LW: That seems to be part of the hurdle—even single payer advocates acknowledge the problems with American healthcare go beyond how it’s paid for, and when you try and tackle how it’s paid for, it’s hard to do that without tackling all this other stuff too.
RG: I think I’d say that a Medicare-for-all type system, if that becomes the most viable proposal, is a big improvement from what we have now but it’s not a cure-all without other forms of regulation and reform.
The fact is that the Medicare population is the population most satisfied with their healthcare in the US, and they have the best outcomes. The only portion of the population that has decent health outcomes in the US compared to other countries is the population that is in Medicare, which is the single payer system. Even a flawed single payer system is better than what the rest of the population has now.

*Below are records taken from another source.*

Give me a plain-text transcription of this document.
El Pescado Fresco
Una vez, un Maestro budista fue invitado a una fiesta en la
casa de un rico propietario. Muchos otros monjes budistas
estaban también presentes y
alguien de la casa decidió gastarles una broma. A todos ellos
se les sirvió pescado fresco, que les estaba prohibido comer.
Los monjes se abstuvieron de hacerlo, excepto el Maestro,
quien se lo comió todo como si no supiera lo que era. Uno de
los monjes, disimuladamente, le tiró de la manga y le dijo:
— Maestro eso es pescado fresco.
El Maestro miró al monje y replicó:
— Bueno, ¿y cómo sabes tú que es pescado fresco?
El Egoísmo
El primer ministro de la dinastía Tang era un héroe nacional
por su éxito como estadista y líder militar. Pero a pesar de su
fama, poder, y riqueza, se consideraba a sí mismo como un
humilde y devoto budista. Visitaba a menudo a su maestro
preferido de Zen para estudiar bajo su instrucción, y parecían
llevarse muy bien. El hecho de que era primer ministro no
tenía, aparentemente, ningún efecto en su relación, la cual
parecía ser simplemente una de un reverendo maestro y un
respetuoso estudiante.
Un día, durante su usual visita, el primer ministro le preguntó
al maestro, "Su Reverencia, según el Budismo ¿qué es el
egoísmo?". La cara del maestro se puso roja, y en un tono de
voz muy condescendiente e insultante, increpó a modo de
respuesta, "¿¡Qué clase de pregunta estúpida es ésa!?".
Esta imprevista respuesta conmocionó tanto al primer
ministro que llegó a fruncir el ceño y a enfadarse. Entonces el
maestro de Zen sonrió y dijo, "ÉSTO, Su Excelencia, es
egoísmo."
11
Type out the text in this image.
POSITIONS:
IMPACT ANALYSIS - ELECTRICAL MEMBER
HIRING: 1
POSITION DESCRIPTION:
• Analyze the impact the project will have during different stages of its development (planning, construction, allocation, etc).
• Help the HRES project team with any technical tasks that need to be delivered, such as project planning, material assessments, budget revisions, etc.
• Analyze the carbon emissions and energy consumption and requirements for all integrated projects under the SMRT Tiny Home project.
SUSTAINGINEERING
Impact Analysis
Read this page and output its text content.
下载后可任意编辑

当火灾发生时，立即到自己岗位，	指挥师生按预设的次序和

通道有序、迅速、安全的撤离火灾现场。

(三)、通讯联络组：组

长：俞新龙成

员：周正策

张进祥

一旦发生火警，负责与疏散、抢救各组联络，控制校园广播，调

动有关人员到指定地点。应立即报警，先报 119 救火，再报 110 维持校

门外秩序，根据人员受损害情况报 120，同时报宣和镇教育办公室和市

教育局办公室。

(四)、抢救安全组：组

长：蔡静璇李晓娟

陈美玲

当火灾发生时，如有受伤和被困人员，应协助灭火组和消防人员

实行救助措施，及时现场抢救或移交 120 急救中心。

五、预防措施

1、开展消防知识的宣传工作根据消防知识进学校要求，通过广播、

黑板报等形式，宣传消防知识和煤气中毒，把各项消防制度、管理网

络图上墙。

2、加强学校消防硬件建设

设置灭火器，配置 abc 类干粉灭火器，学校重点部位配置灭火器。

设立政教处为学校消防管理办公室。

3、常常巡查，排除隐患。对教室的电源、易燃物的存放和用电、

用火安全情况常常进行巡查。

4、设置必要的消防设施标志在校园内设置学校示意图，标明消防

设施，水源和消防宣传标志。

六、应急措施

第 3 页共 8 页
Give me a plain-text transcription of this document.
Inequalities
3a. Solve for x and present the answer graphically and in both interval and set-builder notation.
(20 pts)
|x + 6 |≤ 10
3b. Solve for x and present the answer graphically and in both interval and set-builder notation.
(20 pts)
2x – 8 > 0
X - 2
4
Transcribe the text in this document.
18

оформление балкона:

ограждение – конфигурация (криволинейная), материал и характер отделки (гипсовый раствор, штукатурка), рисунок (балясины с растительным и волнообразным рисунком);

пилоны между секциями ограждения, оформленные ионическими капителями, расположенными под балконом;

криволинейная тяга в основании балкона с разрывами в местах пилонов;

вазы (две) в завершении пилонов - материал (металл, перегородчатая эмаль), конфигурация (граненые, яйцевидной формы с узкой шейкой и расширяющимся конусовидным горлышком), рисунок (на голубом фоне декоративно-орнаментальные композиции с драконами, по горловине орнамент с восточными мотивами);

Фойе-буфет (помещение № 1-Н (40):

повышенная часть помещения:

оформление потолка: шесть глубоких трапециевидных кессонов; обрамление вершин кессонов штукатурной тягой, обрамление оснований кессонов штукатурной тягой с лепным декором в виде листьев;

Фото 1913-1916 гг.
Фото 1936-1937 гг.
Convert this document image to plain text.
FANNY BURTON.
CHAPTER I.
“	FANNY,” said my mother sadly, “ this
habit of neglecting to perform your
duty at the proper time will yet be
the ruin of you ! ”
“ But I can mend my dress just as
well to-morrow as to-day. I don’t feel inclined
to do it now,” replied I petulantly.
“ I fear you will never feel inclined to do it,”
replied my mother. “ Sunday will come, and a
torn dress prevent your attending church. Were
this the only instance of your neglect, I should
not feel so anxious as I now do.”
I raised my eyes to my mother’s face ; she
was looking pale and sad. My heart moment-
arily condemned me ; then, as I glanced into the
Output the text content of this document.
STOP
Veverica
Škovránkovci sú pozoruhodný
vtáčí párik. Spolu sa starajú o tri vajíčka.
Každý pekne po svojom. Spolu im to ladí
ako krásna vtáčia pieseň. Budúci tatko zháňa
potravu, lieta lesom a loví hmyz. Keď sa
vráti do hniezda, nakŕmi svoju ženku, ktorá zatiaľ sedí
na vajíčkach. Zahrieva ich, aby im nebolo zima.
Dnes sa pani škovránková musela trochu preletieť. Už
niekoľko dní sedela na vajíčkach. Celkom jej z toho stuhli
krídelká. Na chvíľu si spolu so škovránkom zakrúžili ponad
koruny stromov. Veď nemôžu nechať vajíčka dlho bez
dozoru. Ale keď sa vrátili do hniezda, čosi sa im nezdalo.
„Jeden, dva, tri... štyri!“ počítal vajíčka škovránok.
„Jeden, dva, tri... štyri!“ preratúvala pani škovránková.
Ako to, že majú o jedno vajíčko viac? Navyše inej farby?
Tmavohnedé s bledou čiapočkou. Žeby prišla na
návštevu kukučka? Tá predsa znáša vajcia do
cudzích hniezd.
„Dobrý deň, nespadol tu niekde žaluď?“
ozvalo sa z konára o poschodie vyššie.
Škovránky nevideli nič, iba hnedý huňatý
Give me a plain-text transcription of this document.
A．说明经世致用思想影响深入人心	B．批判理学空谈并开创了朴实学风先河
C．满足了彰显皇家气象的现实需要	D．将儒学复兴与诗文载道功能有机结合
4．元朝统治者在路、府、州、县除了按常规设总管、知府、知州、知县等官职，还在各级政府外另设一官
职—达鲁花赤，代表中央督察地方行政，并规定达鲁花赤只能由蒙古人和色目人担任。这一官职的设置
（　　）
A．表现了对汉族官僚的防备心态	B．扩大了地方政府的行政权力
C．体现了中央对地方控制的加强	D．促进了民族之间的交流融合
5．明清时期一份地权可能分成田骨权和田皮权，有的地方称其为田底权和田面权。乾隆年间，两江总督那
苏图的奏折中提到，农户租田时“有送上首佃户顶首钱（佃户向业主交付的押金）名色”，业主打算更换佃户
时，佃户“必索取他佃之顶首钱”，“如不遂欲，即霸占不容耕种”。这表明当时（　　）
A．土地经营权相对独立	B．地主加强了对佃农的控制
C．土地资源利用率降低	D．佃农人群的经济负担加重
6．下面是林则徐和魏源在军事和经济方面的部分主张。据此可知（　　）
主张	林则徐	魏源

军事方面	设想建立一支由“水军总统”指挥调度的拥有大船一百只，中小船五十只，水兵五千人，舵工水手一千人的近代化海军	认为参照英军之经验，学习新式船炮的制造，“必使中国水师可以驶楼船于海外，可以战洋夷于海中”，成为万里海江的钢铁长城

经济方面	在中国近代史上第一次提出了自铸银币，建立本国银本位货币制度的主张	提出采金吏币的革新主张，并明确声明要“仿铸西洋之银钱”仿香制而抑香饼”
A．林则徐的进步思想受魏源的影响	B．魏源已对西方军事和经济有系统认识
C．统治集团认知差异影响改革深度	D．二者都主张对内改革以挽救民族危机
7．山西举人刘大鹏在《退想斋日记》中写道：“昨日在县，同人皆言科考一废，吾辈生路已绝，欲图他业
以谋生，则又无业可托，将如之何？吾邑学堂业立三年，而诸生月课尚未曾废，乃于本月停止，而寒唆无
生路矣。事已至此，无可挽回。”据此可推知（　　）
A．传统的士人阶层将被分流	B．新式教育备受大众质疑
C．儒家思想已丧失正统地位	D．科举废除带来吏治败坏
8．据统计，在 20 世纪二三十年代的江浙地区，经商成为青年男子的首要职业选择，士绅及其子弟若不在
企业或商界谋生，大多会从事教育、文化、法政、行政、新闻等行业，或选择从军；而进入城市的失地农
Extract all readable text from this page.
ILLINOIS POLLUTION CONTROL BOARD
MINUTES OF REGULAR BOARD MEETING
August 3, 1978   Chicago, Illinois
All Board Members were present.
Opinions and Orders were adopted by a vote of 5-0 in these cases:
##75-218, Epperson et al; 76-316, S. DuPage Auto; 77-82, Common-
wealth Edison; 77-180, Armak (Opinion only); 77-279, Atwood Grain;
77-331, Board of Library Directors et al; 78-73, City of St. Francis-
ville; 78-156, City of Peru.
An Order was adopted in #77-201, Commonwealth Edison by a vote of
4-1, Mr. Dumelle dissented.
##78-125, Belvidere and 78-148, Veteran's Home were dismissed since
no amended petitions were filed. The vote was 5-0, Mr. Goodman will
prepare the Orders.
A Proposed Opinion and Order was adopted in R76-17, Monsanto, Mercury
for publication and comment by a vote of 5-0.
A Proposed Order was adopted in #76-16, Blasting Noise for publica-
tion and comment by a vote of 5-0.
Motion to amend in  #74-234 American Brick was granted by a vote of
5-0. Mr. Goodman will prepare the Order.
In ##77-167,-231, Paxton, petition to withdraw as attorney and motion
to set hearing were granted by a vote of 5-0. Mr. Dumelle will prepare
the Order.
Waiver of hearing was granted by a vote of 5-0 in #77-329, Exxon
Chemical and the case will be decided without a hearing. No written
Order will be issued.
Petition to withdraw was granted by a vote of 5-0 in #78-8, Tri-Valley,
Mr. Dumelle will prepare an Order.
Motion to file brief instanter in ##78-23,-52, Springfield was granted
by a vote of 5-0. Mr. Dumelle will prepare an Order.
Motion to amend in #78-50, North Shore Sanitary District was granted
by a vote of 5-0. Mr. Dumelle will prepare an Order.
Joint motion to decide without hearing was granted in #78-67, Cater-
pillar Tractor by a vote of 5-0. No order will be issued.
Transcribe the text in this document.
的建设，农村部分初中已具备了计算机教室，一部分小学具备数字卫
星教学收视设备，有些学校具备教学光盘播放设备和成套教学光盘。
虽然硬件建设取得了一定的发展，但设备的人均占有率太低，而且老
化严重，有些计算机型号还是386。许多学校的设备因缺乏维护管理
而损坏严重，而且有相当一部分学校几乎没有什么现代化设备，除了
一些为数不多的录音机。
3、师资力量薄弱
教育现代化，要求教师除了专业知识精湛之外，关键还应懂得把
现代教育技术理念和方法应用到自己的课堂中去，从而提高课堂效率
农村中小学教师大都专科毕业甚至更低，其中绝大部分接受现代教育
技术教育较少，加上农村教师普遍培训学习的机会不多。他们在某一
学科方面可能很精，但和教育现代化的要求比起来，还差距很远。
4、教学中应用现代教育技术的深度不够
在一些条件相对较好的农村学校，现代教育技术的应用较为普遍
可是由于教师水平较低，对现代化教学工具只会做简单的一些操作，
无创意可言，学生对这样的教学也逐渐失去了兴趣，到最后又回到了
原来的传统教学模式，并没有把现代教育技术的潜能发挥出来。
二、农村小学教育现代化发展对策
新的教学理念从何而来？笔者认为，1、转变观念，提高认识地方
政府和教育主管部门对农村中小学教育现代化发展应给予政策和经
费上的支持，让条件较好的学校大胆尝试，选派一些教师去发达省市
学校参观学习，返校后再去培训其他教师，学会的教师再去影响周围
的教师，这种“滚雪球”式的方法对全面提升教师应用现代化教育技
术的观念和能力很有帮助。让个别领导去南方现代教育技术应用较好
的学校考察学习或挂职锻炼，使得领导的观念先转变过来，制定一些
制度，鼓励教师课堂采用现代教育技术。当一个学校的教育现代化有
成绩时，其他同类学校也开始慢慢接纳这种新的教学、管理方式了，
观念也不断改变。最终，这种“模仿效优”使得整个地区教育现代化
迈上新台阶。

The important thing, I think, to keep in mind, is that you don’t want people to be avoiding healthcare because it’s too expensive. That almost always leads to higher cost later. Even if you’re talking about people not getting their teeth cleaned, that leads to more expensive dental needs and possibly medical needs beyond their teeth later, or whether you’re talking about people getting a physical so they can get screened for cancer and diabetes risk at a point where it’s inexpensive to treat, rather than waiting until it becomes an acute need and much more expensive to treat.